Vanunu is widely regarded as a traitor in Israel
He was seized by armed officers and is being held on suspicion of passing on classified information, police say.
Vanunu was convicted of treason over his disclosures about Israel's nuclear weapons programme and jailed in 1986.
Strict conditions were imposed on him after release, including a ban on giving interviews to foreign media.
He has denied passing on classified information since his release, and insists that any information he may have is now nearly 20 years old.
However, Vanunu has repeatedly been in contact with journalists and was interviewed on BBC television just over two weeks ago.
The bishop of the Jerusalem church where Vanunu has lived since his release said he saw him seized by between 30 and 50 men, many armed with machine guns.
Anglican Bishop Riah Abu El-Assal told the BBC News website that Vanunu's room had been searched and his mobile phones, laptop, camera and notebooks seized.
May not leave Israel for a year
Contact with foreigners only by permission
Barred from foreign embassies
Media interviews not permitted
Banned from discussing nuclear secrets
The bishop said some Swedish pilgrims visiting St George's Church had been shocked to tears by the police operation.
"They invaded the cathedral close," he said. "Some of them climbed over the fences, others came through the main gate.
"They terrified, terrorised the guests and the pilgrims, none of whom knew why this invasion happened with machine guns."
The bishop said he was "very angry" at the way Vanunu was seized. He was not allowed to speak to him, but was told he was being taken for interrogation.
Police spokesman Gil Kleiman told the Reuters news agency that Vanunu would be charged at a court hearing on Friday.
There have been suggestions that Vanunu's detention, coming on the day of Yasser Arafat's death, may have been timed to avoid widescale media coverage, says the BBC's Richard Miron in Jerusalem.

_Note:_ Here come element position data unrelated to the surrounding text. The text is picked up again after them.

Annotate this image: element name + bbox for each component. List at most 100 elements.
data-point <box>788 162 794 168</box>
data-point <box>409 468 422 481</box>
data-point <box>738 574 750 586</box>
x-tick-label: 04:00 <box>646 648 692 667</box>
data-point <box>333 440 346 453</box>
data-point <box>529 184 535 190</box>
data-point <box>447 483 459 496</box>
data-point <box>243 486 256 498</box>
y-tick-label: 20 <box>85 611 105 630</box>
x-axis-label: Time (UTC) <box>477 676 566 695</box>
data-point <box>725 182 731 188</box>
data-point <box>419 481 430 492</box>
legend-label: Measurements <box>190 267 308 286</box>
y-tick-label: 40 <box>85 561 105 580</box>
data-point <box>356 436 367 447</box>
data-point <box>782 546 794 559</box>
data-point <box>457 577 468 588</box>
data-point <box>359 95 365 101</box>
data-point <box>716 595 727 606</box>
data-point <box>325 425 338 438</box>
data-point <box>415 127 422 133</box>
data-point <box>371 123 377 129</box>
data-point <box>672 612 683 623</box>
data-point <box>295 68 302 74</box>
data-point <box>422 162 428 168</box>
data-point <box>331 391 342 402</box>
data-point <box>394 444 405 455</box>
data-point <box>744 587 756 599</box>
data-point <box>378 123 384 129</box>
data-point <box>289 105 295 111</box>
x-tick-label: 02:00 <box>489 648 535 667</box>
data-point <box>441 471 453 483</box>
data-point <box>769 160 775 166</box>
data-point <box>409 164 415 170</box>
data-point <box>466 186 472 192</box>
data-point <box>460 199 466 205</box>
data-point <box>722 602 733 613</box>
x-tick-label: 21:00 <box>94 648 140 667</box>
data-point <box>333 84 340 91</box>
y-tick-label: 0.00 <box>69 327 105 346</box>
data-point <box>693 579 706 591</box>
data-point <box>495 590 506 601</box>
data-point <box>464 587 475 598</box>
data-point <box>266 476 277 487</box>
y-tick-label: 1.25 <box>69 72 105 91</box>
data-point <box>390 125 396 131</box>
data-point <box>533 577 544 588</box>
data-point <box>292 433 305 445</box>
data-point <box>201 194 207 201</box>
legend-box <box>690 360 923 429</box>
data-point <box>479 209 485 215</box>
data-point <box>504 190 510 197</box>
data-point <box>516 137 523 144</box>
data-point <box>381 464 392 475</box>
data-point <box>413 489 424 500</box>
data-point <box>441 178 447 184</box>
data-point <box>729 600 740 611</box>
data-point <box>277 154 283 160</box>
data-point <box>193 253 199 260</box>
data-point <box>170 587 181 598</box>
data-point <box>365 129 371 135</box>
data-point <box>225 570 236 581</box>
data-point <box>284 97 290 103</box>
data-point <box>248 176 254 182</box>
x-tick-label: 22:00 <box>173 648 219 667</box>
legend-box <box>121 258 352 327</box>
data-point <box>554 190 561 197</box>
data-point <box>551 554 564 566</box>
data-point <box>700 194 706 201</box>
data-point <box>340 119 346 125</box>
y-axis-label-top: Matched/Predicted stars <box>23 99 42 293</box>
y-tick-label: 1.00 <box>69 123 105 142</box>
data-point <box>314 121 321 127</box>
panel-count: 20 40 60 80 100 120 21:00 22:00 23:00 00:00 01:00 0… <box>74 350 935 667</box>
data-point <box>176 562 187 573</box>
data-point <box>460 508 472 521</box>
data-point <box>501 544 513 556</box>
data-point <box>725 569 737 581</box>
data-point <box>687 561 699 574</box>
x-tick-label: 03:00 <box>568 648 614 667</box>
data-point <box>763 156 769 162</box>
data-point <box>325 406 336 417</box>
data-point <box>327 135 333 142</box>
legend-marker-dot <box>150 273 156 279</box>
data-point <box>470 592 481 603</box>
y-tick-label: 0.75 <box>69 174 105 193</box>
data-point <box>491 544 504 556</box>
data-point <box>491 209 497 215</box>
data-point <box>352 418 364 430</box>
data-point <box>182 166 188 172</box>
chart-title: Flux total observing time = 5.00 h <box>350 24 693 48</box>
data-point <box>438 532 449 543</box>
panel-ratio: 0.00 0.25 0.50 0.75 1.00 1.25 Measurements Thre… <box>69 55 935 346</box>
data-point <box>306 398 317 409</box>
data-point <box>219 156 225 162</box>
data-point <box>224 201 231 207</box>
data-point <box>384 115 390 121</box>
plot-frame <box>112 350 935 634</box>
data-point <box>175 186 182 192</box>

Vanunu revealed details of Israel's secret nuclear facilities to a British newspaper in 1986.
Despite Israeli denials, observers declared the country the world's sixth-largest nuclear power.
Before he could reveal more, Vanunu was lured out of hiding in London by a female Israeli secret agent, who persuaded him that she wanted to meet him in Rome.
Once there, Vanunu was overpowered and drugged by other Israeli agents, then shipped back to Israel to be tried in secret.
In an interview after his release, Vanunu said he had acted to prevent a nuclear holocaust.